Dénommée à juste titre « Les Trente Glorieuses », cette période où la richesse, par la grâce de l’inflation, venait en empruntant, s’est achevée progressivement à partir du milieu des années 70. Non par une révolution, comme l’aurait voulu le mythe de Mai 68 ; mais par le basculement d’un capitalisme industriel vers un capitalisme financier.

A partir de là le résultat des entreprises s’est mis à compter beaucoup moins que leur croissance. Conséquence : le chômage de masse, où le licenciement est devenu, à l’inverse de tout ce que l’on croyait savoir jusqu’alors, une variable de profitabilité. Et l’inflation a été jugulée. Ainsi l’extraordinaire développement de la productivité, lié notamment à l’informatisation, n’aura à aucun moment profité aux salariés. 

Cependant ce chômage de masse a touché différemment les catégories. Entre le jeune diplômé à qui le monde du travail s’est brusquement fermé et le baby-boomer mis en retraite anticipée avec un véritable pont d’or, le différentiel est abyssal.

Quant à ceux qui parviennent, au prix d’un véritable parcours du combattant, à s’inscrire dans le monde du travail, de cruelles désillusions les attendent : en 1975, entre un salarié de 30 ans et un salarié de 50 ans, le traitement variait de 15% en faveur de ces derniers ; aujourd’hui cette variation est de 50%.  Pas étonnant. Notre société ressemble à s’y méprendre à une gérontocratie : 85% des députés ont plus de 45 ans, dont une bonne partie monopolise l’hémicycle depuis plus d’un demi-siècle… Idem pour les postes de pouvoir, où les décideurs semblent tous fort loin de vouloir passer la main ; bloquant les places qu’ils confondent souvent avec une concession à perpétuité. Et regardez bien l’air béat des seniors en pleine forme dans les aéroports ; car ce sont les derniers  - ceux qui suivent vont devoir travailler, eux, jusqu’à 75 ans.
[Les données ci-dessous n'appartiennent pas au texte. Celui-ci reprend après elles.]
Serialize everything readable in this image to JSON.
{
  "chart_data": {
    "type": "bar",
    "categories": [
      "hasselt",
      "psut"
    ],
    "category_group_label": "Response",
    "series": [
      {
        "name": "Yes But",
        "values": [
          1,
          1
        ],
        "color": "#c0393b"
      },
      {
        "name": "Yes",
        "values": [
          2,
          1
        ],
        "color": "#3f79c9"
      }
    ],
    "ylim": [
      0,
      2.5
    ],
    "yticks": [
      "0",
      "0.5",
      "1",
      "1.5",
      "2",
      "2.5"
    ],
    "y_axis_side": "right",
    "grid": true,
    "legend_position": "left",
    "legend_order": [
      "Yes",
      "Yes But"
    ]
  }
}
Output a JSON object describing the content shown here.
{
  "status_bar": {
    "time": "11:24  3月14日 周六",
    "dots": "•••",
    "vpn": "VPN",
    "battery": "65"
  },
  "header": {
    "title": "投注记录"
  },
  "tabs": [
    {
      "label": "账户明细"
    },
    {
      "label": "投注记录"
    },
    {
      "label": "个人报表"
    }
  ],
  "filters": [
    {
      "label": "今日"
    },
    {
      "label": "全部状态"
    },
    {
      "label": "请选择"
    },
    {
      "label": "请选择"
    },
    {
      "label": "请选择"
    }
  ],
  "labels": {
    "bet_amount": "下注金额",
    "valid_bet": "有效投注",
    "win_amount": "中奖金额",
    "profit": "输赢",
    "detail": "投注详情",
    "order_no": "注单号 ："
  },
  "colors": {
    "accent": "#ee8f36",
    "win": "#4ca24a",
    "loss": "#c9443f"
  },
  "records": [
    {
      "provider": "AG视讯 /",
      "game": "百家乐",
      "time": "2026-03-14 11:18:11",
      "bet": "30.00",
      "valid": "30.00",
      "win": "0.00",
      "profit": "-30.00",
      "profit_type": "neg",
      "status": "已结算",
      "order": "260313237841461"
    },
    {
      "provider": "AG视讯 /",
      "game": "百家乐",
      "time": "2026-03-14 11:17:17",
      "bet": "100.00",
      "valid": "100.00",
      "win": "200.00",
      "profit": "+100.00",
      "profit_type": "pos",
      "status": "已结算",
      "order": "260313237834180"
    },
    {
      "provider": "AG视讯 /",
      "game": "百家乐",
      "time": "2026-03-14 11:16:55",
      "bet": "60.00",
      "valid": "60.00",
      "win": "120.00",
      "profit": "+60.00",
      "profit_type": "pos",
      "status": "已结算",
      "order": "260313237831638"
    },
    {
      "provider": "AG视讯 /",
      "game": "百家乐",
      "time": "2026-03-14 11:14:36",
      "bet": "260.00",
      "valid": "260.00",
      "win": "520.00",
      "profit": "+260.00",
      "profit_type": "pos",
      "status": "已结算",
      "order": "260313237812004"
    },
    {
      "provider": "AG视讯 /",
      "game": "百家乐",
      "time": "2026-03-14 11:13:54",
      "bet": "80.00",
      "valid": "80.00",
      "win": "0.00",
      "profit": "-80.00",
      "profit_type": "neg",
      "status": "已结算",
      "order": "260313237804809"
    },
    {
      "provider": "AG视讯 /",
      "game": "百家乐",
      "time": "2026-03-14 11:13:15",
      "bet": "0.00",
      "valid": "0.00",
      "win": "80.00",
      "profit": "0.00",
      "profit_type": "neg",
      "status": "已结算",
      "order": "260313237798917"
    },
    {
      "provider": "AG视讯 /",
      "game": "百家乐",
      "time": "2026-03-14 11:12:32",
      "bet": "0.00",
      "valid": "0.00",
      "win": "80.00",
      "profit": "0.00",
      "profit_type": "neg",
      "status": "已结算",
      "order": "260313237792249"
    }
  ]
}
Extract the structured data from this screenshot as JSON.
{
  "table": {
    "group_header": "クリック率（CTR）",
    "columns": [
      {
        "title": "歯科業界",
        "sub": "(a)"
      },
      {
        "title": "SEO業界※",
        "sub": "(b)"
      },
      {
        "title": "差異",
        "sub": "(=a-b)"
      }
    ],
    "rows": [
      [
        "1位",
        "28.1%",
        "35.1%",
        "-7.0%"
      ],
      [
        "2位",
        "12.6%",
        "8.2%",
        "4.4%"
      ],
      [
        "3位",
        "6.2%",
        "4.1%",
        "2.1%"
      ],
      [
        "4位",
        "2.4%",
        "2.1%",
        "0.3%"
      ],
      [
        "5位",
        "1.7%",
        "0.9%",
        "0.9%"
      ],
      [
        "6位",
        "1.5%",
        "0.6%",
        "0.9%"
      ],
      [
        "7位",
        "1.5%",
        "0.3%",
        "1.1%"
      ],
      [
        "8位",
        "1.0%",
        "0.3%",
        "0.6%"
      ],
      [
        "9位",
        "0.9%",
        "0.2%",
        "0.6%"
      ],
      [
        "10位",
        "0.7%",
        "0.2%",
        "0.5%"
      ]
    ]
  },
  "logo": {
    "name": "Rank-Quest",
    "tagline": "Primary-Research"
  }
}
De quoi désespérer une jeunesse qui doit se contenter d’un des plus maigres investissement par étudiants (Les Etats-Unis dépensent deux fois plus que nous pour leurs étudiants). Elle constitue le plus fort contingent de travailleurs pauvres.

Avec l’explosion déraisonnable de l’immobilier, le peu que gagne la jeunesse sert surtout à retourner aux seniors, qui en sont les heureux propriétaires, sous forme de loyers exorbitants. Les contemporains de 68 ont décidément su s’accommoder de la fracture sociale avec un naturel confondant. Laissant le soin aux générations futures de régler la note de toutes leurs hypothèques : état écologique de la planète (dérèglement climatique) ; faillite des systèmes de soins et de ses moyens de financement ; dette publique… Même si, individuellement, certains toilettent leur bonne conscience en aidant financièrement leur propre progéniture jusqu’à un âge avancé ; ce qui ne fait qu’ajouter un égoïsme de plus à leur intraitable incurie.

Dans tous les domaines on observe le retour d’une conception clanique du partage du travail. Balayant la méritocratie des « Trente Glorieuses » : les « enfants de » sont désormais de retour partout dans les formations les plus prestigieuses, partout aux postes les plus valorisants. Avec en retour docilité, soumission aux anciens, manque d’autonomie, perte d’inventivité.

L’égalité des chances, ce pilier républicain, personne n’y croit plus. La notion de progrès continu ? Effondrée, balayée, disparue. Mais alors : pourquoi le corps social ne se mobilise-t-il pas ? Si la société ne réagit pas plus, c’est que comme toujours chacun courbe l’échine en attendant la sanction dans son coin, espérant secrètement que c’est sur le voisin qu’elle finira par s’abattre. Incapables de saisir la société dans sa réalité évolutive, les seniors se contentent de profiter de leur sort comme si de rien n’était, tandis que les jeunes sont trop accaparés à remplir ce tonneau des Danaïdes qu’est devenue leur existence pour organiser la résistance.

Pourtant des signes explicites sont là, notamment en banlieue ; mais pas seulement. Si la présidentielle qui s’annonce est celle des seconds rôles, avec ce match un peu ubuesque entre Sarkozy et Royal, c’est uniquement l’expression de la volonté populaire de tourner le dos aux dinosaures politiques, d’en finir avec les gérontes. Signe que la facture sociale peut être réglée en retour par une réelle fracture générationnelle.